US Vice President Kamala Harris on Monday appeared poised to clinch her party’s presidential nomination after receiving support from enough Democratic delegates, as she launched a blistering campaign against the Republican candidate, former US president Donald Trump.
The formal nomination process for a US presidential candidate occurs when delegates from across the US gather to officially anoint a nominee chosen by voters during the primaries.
However, when US President Joe Biden dropped out of the race on Sunday, the fate of those delegates, who had been slated to vote for him, came into question.
Photo: AP
With the support of a slew of Democratic heavyweights, including Biden himself, and massive voter donations, Harris quickly closed in as the Democratic Party’s heir apparent, and delegates began falling in line to pledge their support.
“Tonight, I am proud to have secured the broad support needed to become our party’s nominee,” Harris wrote in a statement, after US media reported she had sailed past the number of delegates needed — 1,976 out of nearly 4,000 — in order to decisively secure the Democratic presidential nomination during voting in the coming weeks.
The news came after Harris, in her first speech to campaign workers since Biden’s announcement, lashed out at Republican nominee Trump on Monday at campaign headquarters in Wilmington, Delaware.
Telling the crowd of workers she had come to address them personally after the “roller-coaster” of the last few days, she reminded them that in her past role as California’s chief prosecutor, she “took on perpetrators of all kinds.”
“Predators who abused women.
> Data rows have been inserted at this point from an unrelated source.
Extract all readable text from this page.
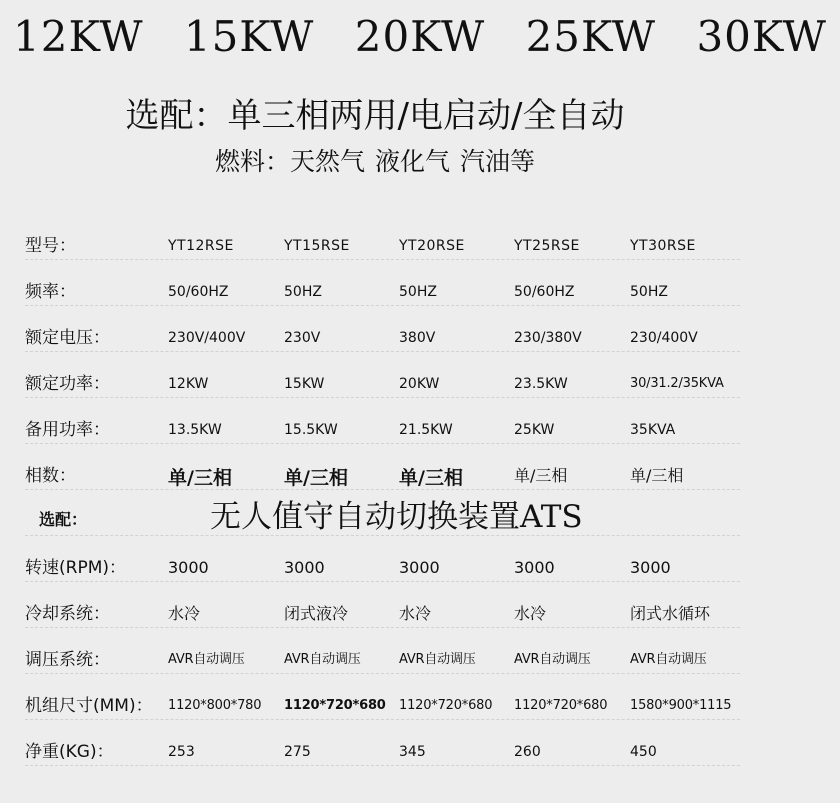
12KW 15KW 20KW 25KW 30KW
选配：单三相两用/电启动/全自动
燃料：天然气 液化气 汽油等
型号：	YT12RSE	YT15RSE	YT20RSE	YT25RSE	YT30RSE
频率：	50/60HZ	50HZ	50HZ	50/60HZ	50HZ
额定电压：	230V/400V	230V	380V	230/380V	230/400V
额定功率：	12KW	15KW	20KW	23.5KW	30/31.2/35KVA
备用功率：	13.5KW	15.5KW	21.5KW	25KW	35KVA
相数：	单/三相	单/三相	单/三相	单/三相	单/三相
选配：	无人值守自动切换装置ATS
转速(RPM)：	3000	3000	3000	3000	3000
冷却系统：	水冷	闭式液冷	水冷	水冷	闭式水循环
调压系统：	AVR自动调压	AVR自动调压	AVR自动调压	AVR自动调压	AVR自动调压
机组尺寸(MM)： 1120*800*780 1120*720*680 1120*720*680 1120*720*680 1580*900*1115
净重(KG)：	253	275	345	260	450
Fraudsters who ripped off consumers. Cheaters who broke the rules for their own gain. So hear me when I say I know Donald Trump’s type,” she said to applause.
“We are going to win in November,” a smiling Harris told the workers.
She also pledged to focus on the politically explosive issue of abortion, after Trump praised the Supreme Court’s 2022 decision to overturn the long-held federal right to the procedure.
It is a winning issue for Democrats, as Republicans struggle to secure votes among suburban women who have shown waning enthusiasm for another Trump term.
Among battleground state voters, 52 percent judged abortion a “very important” issue for the November ballot, according to the Bloomberg/Morning Consult poll conducted from July 1 to 15.
At the time, 47 percent across the swing states said they trusted Biden more to handle the issue, with 35 percent for Trump.
Biden, 81, meanwhile made his first public remarks in nearly a week as he recovered from a bout of COVID-19.
He called in to the campaign meeting to say that dropping out — after mounting party and voter concerns over his health and mental acuity — had been the “right thing to do” and he praised Harris as “the best.”
Harris was yesterday scheduled to take her fight against Trump to Milwaukee, Wisconsin, where she was to hold a rally hoping to bolster her following in the critical swing state.
Aiming to become the first female president in US history, the 59-year-old Harris won the backing of a seemingly unassailable number of Democrats.
Notably among them was powerful former US House of Representatives speaker Nancy Pelosi, who said she endorsed Harris “with immense pride and limitless optimism.”
Donors have also rallied behind Harris, pouring a record US$81 million into her campaign in the 24 hours after Biden stood aside.
The campaign claimed the haul was the largest one-day sum in presidential history — and that, among the 888,000 grassroots donors, about 60 percent were making their first 2024 contribution.